Song Meaning
The lyrics paint a picture of profound disorientation and a desperate search for grounding. The opening lines, "Stricken lame by vertigo," immediately establish a sense of being physically and perhaps existentially unbalanced, a feeling amplified by the urgent need to "get it back up." This isn't just a physical ailment; it feels like a spiritual or mental crisis, a fall from grace that requires a powerful, almost mechanical, restart – a "locomotive starter kit."
The central tension revolves around the concept of the "holy rhythm," which appears to be a source of spiritual sustenance and order. When the narrator has it, they can "get full" and find satisfaction for a "hungry soul." However, the lyrics starkly contrast this with periods of profound loss, where "broken dreams" and "scattered souls" signify a complete absence of this vital force. The shift from having the "holy rhythm" to needing it, to actively not having it, creates a palpable sense of yearning and desperation.
The imagery of "drunken ghosts" and "boogie men" in a "dance hall" suggests a descent into a chaotic, perhaps even infernal, state when the "holy rhythm" is absent.
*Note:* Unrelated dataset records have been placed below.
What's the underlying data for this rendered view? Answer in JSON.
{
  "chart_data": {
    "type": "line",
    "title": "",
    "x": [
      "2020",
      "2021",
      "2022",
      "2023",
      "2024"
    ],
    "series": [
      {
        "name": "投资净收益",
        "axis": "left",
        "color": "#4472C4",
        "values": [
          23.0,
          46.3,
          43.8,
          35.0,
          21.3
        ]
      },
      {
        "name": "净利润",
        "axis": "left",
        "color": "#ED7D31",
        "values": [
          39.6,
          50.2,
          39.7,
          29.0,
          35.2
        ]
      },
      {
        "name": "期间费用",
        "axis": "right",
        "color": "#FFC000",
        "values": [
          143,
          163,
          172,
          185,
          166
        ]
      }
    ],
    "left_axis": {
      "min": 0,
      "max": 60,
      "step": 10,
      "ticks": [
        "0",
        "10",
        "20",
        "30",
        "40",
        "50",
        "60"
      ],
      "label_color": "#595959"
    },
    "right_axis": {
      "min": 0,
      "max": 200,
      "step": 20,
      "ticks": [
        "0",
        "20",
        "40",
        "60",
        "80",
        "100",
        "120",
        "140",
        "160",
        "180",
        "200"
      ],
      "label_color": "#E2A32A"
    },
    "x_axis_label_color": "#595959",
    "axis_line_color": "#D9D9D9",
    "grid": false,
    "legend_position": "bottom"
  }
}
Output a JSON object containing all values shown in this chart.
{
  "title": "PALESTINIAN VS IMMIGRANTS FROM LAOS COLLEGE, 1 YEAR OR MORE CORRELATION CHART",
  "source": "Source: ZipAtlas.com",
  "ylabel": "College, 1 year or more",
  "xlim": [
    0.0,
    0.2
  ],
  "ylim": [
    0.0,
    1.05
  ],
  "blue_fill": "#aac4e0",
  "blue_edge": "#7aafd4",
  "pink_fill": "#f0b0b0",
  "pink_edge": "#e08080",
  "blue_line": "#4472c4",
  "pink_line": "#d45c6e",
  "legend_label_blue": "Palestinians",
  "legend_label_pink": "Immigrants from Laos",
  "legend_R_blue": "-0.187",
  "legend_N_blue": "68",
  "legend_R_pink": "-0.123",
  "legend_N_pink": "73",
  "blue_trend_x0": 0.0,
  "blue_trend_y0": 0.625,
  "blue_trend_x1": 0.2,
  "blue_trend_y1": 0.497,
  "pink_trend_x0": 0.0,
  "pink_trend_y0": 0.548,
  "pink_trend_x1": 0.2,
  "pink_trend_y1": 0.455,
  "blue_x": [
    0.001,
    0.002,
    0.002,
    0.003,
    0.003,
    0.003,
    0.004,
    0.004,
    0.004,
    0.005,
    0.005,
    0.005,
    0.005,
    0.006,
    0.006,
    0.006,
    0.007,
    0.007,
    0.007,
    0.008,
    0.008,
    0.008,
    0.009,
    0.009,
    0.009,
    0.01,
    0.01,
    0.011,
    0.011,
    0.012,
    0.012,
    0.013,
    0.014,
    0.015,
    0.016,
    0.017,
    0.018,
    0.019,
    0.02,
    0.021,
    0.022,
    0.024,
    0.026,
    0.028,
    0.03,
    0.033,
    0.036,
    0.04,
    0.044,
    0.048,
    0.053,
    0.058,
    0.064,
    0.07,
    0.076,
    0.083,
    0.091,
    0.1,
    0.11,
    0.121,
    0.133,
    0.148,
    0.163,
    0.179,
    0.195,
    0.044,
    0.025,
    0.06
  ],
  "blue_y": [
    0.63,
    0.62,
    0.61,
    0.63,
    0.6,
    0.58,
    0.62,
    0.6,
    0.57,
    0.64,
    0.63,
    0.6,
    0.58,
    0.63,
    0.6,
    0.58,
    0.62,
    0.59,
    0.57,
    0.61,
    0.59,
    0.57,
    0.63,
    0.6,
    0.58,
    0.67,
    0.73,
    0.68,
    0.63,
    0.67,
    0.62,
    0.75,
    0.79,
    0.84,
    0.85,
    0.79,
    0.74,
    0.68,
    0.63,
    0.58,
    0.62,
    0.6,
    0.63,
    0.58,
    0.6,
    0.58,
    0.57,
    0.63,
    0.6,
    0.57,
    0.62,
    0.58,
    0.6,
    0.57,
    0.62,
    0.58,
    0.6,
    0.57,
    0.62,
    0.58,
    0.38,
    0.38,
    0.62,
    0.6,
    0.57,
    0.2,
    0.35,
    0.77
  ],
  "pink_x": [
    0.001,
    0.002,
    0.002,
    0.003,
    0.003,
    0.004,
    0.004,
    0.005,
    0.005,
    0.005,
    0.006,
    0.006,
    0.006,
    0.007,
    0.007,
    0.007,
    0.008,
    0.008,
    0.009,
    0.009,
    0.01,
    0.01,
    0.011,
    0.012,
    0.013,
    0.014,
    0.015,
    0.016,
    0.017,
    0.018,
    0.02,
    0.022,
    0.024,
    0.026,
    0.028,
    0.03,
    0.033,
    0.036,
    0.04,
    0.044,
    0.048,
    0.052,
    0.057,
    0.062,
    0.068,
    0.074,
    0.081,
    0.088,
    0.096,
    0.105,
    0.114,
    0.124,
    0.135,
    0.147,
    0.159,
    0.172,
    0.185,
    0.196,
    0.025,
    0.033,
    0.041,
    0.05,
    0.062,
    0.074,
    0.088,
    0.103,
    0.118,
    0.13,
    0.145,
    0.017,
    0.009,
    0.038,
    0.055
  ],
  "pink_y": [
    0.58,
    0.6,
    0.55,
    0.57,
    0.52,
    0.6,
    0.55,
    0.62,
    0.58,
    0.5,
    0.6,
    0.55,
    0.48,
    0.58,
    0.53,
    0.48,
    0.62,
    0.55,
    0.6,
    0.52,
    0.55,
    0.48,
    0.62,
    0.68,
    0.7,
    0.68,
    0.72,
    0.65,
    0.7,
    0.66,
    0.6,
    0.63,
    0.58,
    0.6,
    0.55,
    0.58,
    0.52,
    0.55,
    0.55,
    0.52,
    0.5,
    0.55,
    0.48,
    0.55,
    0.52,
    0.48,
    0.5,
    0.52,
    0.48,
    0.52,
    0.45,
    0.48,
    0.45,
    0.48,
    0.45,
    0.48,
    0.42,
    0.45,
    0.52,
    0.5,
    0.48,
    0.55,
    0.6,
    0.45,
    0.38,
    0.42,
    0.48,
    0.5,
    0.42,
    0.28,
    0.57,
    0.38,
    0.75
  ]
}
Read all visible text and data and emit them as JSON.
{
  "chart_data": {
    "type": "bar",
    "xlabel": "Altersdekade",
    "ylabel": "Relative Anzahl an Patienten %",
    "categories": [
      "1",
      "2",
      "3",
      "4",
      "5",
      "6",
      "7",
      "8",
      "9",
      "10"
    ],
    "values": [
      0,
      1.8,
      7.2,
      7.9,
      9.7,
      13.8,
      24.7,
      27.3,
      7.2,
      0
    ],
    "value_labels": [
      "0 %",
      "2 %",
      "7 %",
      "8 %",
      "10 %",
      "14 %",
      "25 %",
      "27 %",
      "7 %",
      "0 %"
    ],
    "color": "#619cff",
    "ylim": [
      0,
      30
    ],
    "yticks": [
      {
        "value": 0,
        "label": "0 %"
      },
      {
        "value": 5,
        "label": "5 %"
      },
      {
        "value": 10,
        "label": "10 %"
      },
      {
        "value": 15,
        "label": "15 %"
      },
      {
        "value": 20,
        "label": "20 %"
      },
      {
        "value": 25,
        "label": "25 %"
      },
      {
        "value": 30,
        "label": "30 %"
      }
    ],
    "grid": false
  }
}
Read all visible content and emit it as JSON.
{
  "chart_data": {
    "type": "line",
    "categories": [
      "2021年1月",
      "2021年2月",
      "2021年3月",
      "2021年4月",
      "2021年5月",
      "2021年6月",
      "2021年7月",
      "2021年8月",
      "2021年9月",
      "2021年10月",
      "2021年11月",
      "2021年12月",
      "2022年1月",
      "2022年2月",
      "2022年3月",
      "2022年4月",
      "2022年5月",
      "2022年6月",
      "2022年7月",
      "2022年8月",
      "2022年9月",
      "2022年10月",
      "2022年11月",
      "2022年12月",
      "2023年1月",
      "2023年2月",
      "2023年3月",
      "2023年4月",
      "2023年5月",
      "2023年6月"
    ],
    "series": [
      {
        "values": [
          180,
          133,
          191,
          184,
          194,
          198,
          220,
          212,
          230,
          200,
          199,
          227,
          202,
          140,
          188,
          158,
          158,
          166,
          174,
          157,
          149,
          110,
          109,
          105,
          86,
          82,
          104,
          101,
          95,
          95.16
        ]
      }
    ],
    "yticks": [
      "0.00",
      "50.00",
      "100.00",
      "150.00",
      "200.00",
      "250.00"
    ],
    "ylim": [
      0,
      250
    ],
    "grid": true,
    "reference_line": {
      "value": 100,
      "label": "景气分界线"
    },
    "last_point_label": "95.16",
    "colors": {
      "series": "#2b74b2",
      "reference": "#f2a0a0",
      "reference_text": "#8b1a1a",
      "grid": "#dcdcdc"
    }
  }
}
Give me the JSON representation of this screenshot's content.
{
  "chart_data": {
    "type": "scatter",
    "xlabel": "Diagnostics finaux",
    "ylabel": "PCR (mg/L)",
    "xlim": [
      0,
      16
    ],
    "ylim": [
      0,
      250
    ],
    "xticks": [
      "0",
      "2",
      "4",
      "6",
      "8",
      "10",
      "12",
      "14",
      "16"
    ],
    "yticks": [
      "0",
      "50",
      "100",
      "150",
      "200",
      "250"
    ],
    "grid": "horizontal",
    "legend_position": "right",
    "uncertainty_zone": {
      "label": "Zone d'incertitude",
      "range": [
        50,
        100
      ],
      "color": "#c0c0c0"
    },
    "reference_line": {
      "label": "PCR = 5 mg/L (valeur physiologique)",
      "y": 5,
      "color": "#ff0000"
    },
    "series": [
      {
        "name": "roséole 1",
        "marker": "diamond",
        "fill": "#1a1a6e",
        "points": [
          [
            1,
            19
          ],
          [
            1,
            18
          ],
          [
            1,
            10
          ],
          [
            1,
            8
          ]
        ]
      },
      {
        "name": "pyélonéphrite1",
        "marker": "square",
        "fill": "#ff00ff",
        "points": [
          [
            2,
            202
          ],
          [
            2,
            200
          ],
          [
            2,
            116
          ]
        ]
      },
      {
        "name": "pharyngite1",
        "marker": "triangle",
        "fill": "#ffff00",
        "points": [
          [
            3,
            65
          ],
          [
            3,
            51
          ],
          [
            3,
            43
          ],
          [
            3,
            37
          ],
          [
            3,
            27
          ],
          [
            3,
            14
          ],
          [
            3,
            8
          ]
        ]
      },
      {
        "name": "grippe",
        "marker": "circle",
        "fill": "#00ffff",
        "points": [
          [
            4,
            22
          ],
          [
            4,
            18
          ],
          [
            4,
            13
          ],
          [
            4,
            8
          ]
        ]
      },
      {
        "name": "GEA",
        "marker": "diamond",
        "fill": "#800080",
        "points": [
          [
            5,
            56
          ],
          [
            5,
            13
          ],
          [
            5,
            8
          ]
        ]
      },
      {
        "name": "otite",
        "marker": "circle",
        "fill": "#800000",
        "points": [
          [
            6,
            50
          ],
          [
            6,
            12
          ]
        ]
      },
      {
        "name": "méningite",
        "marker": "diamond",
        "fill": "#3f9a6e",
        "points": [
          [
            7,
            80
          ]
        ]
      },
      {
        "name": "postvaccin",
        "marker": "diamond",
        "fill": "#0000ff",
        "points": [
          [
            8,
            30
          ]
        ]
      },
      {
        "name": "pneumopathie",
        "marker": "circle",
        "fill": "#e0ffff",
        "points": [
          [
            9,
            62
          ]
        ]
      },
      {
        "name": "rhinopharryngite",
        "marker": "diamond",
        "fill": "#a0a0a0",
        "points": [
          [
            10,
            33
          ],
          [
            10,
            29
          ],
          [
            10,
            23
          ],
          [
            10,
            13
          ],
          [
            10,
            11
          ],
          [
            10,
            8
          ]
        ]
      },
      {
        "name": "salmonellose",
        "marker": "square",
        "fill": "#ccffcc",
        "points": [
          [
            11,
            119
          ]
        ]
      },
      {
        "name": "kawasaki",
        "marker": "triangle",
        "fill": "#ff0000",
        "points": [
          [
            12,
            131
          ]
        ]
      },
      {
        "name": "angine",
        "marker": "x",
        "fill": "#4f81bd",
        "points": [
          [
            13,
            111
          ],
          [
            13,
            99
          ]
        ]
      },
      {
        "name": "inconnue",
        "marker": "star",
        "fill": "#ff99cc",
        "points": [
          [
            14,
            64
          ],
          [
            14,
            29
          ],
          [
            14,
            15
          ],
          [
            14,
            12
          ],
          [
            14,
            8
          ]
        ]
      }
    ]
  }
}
These figures are "scattered souls released," lost and disoriented, mirroring the narrator's own state. The contrast between the potential for spiritual fulfillment and the reality of being "sunken underground," hearing the "last call," highlights the stakes of this search. The lyrics suggest that without this "holy rhythm," individuals become "ratted moles diseased," trapped in a dark, subterranean existence.
Ultimately, the effectiveness of these lyrics lies in their raw, almost visceral portrayal of spiritual and emotional collapse. The fragmented imagery and the repeated, desperate invocation of the "holy rhythm" create a powerful sense of longing for something lost. The narrative arc, from disorientation to a desperate plea, grounds the abstract concept of a "holy rhythm" in a deeply human need for meaning and stability in the terrifying experience of its absence.